Twenty years to the day since Mikhail Gorbachev came to power in the Kremlin and launched the program of modernization known as perestroika, Russia has not stopped changing.
But have the shifts in property ownership really brought democracy? Is the new economic elite any less intertwined with those who hold power in the Kremlin than party managers were in the Brezhnev period? Do ordinary Russians feel more in charge of their lives under the new capitalist system than they were under Soviet communism? In recent months, most Western discourse on Russia has focused on the alleged revival of dictatorial tendencies at the top. Two versions clash. Vladimir Putin’s defenders define the issue as order versus chaos. They characterize Boris Yeltsin’s rule as a time of zigzags and loose government in which the rulers of Russia’s regions developed so much power that the country was in danger of falling apart. Hence the need for Putin to take control in the center, and to finish the war in Chechnya with victory rather than through talks. Where Yeltsin negotiated with the republic’s last moderate leader, Aslan Maskhadov, Putin hounded him and this week obtained his death.
Western critics see the issue as democracy versus authoritarianism. But they also contrast Yeltsin and Putin, claiming the freedoms brought in by Russia’s first president are being reversed by his successor. They cite the imprisonment of Mikhail Khodorkovsk (the major shareholder in the country’s biggest oil firm), the state takeover of the last independent TV networks and a new law allowing the Kremlin to nominate the candidates from whom regional governors are elected. Combined with Putin’s appointment of army and security service officers to top political and managerial posts, these moves certainly amount to a tightening of what Russians call the “power vertical”. Yet they pale against the similarities between Yeltsin and Putin; there is far more continuity than many of Putin’s critics care to admit.
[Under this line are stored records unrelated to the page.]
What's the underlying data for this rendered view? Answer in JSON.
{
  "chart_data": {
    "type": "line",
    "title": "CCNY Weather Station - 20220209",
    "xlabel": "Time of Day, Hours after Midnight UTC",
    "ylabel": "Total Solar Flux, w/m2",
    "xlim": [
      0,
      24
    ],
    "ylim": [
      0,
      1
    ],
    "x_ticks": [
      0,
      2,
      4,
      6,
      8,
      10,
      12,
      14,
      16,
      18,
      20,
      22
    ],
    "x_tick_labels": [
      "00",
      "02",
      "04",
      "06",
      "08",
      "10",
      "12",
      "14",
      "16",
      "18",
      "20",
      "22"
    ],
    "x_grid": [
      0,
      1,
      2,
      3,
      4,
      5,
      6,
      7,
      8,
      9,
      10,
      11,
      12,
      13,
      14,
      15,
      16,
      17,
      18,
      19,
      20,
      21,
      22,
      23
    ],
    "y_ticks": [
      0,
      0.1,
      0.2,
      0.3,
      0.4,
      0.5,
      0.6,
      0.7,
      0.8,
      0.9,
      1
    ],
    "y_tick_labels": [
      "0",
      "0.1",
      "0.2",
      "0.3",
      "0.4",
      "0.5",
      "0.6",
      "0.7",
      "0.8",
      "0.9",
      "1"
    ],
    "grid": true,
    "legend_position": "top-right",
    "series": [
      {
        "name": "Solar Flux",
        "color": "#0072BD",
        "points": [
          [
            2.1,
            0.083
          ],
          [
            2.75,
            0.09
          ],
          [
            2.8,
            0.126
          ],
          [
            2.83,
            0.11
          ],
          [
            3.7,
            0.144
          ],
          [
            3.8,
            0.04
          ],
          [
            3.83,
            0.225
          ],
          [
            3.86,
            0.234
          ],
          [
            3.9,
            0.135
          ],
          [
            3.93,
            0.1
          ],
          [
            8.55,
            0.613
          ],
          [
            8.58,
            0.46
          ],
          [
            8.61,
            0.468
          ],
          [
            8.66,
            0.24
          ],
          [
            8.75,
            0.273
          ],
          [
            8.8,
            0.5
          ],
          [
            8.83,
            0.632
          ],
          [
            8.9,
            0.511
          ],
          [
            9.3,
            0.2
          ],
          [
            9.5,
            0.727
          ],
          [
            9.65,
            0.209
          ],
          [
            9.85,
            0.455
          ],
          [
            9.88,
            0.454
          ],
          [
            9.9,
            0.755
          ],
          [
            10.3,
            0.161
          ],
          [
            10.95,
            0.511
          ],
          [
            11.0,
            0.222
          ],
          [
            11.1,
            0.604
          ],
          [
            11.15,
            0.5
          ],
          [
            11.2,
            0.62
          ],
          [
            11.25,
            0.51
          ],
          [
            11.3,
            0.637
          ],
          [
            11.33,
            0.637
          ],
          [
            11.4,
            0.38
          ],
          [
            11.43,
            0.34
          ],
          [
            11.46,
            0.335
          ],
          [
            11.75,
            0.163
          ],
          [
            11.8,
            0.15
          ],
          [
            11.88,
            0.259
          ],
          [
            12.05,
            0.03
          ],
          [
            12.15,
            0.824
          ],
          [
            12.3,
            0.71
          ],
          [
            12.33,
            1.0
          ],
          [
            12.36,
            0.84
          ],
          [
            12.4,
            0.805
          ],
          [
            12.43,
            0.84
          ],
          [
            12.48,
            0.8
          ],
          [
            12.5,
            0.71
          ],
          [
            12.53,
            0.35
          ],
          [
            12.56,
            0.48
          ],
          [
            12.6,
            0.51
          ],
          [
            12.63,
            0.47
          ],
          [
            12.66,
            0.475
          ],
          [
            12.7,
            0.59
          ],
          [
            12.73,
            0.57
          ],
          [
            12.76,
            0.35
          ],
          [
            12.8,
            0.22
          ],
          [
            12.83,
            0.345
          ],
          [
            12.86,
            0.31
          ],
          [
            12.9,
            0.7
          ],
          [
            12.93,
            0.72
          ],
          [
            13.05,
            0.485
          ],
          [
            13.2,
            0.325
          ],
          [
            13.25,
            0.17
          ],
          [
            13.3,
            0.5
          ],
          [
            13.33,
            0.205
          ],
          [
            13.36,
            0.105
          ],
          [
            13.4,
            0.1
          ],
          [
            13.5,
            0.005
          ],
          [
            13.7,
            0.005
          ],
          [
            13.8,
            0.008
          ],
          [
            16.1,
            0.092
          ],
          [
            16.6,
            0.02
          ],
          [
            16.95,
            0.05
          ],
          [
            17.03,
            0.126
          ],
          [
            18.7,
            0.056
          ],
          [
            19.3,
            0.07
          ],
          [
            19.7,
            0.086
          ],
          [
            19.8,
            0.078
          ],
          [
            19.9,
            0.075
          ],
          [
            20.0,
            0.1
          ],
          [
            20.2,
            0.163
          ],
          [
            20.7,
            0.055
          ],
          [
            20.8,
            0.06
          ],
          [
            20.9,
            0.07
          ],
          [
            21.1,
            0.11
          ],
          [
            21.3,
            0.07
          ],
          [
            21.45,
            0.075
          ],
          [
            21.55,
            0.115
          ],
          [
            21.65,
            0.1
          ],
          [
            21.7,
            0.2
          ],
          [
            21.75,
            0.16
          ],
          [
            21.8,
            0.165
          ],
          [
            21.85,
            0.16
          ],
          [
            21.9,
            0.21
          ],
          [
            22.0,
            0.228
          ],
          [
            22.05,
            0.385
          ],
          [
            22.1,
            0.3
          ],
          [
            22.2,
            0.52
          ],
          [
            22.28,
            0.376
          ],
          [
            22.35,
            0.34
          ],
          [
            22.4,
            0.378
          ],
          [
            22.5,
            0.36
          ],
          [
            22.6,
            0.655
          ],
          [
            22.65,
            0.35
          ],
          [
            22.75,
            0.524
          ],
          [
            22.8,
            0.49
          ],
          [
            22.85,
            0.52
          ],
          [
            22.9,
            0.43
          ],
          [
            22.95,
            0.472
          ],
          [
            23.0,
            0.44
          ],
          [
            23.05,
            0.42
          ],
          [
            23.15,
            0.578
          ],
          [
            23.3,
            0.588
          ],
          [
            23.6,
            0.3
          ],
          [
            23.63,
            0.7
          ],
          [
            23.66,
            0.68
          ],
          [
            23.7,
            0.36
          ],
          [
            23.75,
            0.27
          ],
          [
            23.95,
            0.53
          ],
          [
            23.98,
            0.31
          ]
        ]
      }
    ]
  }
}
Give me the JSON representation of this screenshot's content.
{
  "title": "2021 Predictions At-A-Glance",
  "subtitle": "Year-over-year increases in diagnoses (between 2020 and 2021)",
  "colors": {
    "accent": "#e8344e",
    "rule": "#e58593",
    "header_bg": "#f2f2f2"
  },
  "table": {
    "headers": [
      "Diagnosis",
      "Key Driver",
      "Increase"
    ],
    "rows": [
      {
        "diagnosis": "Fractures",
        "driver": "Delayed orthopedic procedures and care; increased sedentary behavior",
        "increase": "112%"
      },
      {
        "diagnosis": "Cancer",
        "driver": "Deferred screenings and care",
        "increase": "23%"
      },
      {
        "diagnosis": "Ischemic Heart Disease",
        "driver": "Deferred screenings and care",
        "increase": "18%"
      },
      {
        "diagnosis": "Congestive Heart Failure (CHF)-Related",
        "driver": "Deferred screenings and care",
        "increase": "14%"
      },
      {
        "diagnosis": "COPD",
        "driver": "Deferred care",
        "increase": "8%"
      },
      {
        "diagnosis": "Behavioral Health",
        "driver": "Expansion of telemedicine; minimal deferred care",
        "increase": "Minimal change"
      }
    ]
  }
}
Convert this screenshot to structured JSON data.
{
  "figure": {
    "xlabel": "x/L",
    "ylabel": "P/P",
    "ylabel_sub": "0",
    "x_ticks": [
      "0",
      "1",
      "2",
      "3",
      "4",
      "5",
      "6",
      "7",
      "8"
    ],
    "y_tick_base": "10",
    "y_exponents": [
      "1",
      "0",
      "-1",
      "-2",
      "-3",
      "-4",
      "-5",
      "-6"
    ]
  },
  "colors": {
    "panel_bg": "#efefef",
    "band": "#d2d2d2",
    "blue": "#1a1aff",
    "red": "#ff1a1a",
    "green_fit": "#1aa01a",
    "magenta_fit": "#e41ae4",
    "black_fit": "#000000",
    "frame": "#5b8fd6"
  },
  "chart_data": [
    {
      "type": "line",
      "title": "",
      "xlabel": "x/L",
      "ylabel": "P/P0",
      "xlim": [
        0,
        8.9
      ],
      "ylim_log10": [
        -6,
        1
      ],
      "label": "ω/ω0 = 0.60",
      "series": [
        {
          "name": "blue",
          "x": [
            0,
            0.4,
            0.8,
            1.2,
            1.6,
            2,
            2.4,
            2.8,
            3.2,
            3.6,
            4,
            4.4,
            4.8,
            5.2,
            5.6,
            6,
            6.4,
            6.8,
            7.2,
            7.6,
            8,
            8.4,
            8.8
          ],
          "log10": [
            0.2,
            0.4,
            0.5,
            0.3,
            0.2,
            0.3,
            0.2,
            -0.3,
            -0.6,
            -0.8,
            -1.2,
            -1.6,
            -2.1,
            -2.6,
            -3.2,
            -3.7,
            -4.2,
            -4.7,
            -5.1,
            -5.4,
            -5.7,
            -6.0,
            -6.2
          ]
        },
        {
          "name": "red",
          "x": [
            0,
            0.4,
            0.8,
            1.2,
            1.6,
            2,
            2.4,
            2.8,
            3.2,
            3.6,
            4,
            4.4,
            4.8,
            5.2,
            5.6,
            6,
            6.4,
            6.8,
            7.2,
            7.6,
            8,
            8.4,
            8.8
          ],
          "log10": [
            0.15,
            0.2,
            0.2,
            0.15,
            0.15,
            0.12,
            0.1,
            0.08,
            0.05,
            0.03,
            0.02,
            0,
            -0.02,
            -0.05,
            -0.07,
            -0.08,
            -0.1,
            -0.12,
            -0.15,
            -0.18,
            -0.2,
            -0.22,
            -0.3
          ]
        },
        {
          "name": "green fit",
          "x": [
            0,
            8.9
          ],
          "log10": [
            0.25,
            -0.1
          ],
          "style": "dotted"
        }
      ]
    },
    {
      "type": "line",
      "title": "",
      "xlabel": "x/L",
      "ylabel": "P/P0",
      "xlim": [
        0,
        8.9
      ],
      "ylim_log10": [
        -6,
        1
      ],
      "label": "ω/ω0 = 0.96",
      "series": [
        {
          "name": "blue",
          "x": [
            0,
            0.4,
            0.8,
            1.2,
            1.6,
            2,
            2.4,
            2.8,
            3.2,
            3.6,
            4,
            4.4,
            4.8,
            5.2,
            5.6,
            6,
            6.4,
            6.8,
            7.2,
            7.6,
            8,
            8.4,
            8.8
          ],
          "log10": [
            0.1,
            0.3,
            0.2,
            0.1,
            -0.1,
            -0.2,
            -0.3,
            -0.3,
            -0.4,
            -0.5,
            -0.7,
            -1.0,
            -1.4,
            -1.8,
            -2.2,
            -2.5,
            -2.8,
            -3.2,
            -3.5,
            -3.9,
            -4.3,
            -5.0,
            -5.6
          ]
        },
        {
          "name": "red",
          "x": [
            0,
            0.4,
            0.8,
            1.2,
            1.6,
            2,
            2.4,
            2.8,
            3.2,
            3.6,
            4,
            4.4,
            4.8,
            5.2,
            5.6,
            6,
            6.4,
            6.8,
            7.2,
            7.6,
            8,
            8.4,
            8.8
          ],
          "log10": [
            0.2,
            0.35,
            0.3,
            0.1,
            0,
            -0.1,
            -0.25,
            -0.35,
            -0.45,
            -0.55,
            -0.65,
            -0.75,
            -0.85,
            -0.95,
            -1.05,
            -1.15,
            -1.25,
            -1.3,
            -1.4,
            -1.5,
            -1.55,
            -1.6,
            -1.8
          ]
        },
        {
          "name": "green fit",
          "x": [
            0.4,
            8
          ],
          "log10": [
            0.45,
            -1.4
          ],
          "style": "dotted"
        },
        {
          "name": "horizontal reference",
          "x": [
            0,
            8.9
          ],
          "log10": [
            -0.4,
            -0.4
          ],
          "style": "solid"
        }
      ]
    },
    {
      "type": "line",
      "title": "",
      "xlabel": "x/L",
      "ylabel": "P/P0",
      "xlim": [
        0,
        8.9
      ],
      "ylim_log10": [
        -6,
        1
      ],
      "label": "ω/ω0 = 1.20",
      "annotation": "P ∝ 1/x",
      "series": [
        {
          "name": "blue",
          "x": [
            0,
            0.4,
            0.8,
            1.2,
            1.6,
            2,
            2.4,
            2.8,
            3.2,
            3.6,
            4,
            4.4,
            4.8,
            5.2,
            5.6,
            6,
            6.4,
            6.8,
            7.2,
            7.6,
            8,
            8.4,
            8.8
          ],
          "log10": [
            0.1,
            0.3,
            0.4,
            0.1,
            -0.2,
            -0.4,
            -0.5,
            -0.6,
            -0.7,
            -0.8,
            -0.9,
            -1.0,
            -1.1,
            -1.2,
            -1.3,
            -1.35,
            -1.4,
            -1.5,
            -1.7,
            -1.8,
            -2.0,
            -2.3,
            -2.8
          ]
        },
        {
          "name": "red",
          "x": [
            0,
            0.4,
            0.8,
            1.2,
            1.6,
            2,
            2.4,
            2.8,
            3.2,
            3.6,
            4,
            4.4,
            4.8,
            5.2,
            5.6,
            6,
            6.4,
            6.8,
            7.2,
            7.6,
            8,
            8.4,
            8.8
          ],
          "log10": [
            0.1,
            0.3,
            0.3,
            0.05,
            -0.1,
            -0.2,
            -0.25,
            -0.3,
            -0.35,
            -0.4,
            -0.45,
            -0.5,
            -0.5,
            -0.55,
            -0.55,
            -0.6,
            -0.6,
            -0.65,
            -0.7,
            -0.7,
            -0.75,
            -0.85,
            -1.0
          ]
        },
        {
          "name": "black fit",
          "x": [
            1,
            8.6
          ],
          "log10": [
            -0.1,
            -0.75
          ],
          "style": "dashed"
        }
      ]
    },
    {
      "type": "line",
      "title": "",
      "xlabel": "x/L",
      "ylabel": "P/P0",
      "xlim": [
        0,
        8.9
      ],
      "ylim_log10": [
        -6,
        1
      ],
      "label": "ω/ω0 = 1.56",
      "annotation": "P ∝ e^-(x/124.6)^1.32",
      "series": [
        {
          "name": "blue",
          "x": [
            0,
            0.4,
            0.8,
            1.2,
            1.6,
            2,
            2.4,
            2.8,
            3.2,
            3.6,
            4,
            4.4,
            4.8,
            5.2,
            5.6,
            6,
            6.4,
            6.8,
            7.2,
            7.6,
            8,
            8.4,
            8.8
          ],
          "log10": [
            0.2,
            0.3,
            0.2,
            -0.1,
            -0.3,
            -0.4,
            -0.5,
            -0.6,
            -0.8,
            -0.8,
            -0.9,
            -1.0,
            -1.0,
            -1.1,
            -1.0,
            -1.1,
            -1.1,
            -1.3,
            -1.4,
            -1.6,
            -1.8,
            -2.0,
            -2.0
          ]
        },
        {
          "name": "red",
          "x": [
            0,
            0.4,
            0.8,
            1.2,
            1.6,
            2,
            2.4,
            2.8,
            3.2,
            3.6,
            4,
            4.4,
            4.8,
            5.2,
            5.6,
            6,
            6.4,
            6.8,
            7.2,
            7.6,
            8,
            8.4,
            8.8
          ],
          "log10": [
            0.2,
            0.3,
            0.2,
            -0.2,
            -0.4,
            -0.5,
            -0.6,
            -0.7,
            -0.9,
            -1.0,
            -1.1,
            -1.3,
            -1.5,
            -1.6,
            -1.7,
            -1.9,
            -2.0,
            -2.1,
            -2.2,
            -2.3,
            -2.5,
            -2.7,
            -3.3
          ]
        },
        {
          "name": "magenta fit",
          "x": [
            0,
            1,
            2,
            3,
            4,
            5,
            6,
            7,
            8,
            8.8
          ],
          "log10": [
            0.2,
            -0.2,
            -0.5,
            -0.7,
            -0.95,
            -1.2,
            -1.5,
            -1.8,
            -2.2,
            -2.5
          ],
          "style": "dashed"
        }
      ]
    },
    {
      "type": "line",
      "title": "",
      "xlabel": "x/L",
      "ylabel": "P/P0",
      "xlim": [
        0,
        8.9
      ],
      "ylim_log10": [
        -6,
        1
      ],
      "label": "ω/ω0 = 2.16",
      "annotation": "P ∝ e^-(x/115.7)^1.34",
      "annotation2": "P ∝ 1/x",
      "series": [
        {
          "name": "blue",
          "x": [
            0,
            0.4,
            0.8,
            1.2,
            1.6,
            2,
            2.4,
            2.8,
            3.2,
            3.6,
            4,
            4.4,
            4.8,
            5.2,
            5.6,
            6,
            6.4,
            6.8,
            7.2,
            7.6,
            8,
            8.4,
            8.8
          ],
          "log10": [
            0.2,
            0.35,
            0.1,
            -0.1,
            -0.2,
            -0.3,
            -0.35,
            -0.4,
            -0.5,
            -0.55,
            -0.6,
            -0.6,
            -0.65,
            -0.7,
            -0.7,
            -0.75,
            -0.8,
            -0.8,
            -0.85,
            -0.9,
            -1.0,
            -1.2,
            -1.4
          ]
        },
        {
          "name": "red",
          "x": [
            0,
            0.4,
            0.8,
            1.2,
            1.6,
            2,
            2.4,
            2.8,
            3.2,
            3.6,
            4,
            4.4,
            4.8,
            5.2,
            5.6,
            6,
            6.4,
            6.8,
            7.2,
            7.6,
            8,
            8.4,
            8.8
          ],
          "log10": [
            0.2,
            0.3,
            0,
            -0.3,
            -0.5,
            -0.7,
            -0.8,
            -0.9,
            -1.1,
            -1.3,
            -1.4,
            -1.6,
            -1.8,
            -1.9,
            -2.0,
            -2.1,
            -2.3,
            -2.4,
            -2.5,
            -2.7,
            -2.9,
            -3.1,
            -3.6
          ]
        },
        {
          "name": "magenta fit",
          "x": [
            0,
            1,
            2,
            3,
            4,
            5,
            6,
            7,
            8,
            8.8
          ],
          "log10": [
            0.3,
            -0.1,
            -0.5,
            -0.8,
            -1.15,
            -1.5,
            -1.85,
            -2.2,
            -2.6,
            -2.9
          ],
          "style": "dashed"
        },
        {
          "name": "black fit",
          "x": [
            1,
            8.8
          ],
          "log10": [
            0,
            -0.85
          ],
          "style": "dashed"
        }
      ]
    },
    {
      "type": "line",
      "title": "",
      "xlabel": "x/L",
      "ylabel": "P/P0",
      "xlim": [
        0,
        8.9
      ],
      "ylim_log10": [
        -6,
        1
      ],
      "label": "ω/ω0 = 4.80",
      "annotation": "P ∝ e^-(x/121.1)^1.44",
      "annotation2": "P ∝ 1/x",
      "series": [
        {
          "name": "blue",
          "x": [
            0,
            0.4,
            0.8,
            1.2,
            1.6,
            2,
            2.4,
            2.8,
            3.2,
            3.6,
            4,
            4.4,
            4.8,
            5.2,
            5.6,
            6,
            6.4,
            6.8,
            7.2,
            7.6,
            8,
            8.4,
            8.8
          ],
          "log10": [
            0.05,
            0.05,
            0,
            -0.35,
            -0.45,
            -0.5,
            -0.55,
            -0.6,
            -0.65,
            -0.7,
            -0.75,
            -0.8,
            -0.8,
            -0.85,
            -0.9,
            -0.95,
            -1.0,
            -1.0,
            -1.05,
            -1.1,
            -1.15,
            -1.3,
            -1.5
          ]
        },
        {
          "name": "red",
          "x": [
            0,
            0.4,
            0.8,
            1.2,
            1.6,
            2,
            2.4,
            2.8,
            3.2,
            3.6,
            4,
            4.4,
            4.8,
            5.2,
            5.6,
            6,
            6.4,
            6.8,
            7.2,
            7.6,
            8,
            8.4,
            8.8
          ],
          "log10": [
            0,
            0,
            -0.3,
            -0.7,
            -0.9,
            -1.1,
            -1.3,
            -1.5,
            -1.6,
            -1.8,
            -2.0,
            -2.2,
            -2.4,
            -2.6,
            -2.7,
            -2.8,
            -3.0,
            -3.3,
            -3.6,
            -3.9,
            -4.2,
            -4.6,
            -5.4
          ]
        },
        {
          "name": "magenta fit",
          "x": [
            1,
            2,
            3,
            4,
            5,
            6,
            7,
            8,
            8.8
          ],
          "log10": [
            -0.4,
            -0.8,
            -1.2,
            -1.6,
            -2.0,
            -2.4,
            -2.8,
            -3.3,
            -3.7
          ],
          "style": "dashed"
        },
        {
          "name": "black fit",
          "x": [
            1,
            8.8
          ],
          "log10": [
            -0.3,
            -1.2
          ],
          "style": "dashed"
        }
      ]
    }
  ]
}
The intermingling of business and politics, the green light the Kremlin gives to crony privatization schemes, the selective blind eye turned to tax fiddles and corruption and the use of pressure on judges go back to the Yeltsin era. Russia’s switch to democratic freedoms preceded Yeltsin. It was Gorbachev who introduced contested elections, permitted independent political parties, created a parliament, abolished censorship, ended the Communist Party’s “leading role” and gave Russians the right to travel freely outside the country. The retreat began two years after he and perestroika were driven from the stage.
In their eagerness to prevent a return to communism in the mid- 1990s, Western leaders and the advisers they sent to Moscow confused the introduction of capitalist institutions with democracy. As long as Yeltsin took steps toward “reform”, by which they meant the fastest feasible switch to market economics, and the privatization of as many state assets as possible, anything was tolerated on the political front. When Russian MPs hesitated to authorize further change after the lifting of price controls launched hyperinflation, destroying people’s savings and impoverishing the middle class, Yeltsin closed Parliament and rewrote the constitution so as to strengthen the powers of the president.
When it looked as though a disappointed electorate might choose a communist for president in 1996, albeit one who accepted multiparty pluralism and advocated only a mild review of the privatization scandals, the West backed Yeltsin and the oligarchs to use their control of TV to shut out or distort opposition views. Many Russian “liberals” who complain of Putin supported Yeltsin’s illiberal campaign for re-election then.
The key issue for contemporary Russia is whether some sense of civic responsibility can be revived. The social paternalism of the Soviet system in the years after Stalin’s terror ended has given way to a policy of dismantling almost every form of welfare. Free education and health are being replaced by fee-paying and privatization. The government is abolishing the subsidies that kept housing costs low. Hundreds of thousands of Russian pensioners have taken to the streets in recent months to protest at having free transport and other benefits switched to cash payments, which they rightly fear will either be delayed or not keep up with inflation. This comes at a time when income inequalities have already widened enormously.
By now it may be too late to break from the Yeltsin-era equation that the less democracy there is, the easier it is to ram through right-wing economic changes. Putin is making it harder for independents to get elected to the Duma and raising the threshold for smaller parties. Although the anti-communism of the 1990s has slackened slightly, as polls show increasing numbers of Russians are disillusioned with the “reform” process, it looks unlikely that a social democratic option can emerge any time soon. The left is still pilloried as communism in softer guise. Unlike in central Europe or the Baltic states, left vs. right politics has failed to develop in a mature way in post-communist Russia, or indeed in Georgia, Ukraine, and the other former Soviet republics.
Vague calls for “cleaning up corruption”, strong as opposed to weak government and foreign policy stances for or against “Europe” and “the West” become the dominant themes. But beneath the slogans the main issue between challengers and incumbents is who can capture the state, and thereby enrich themselves.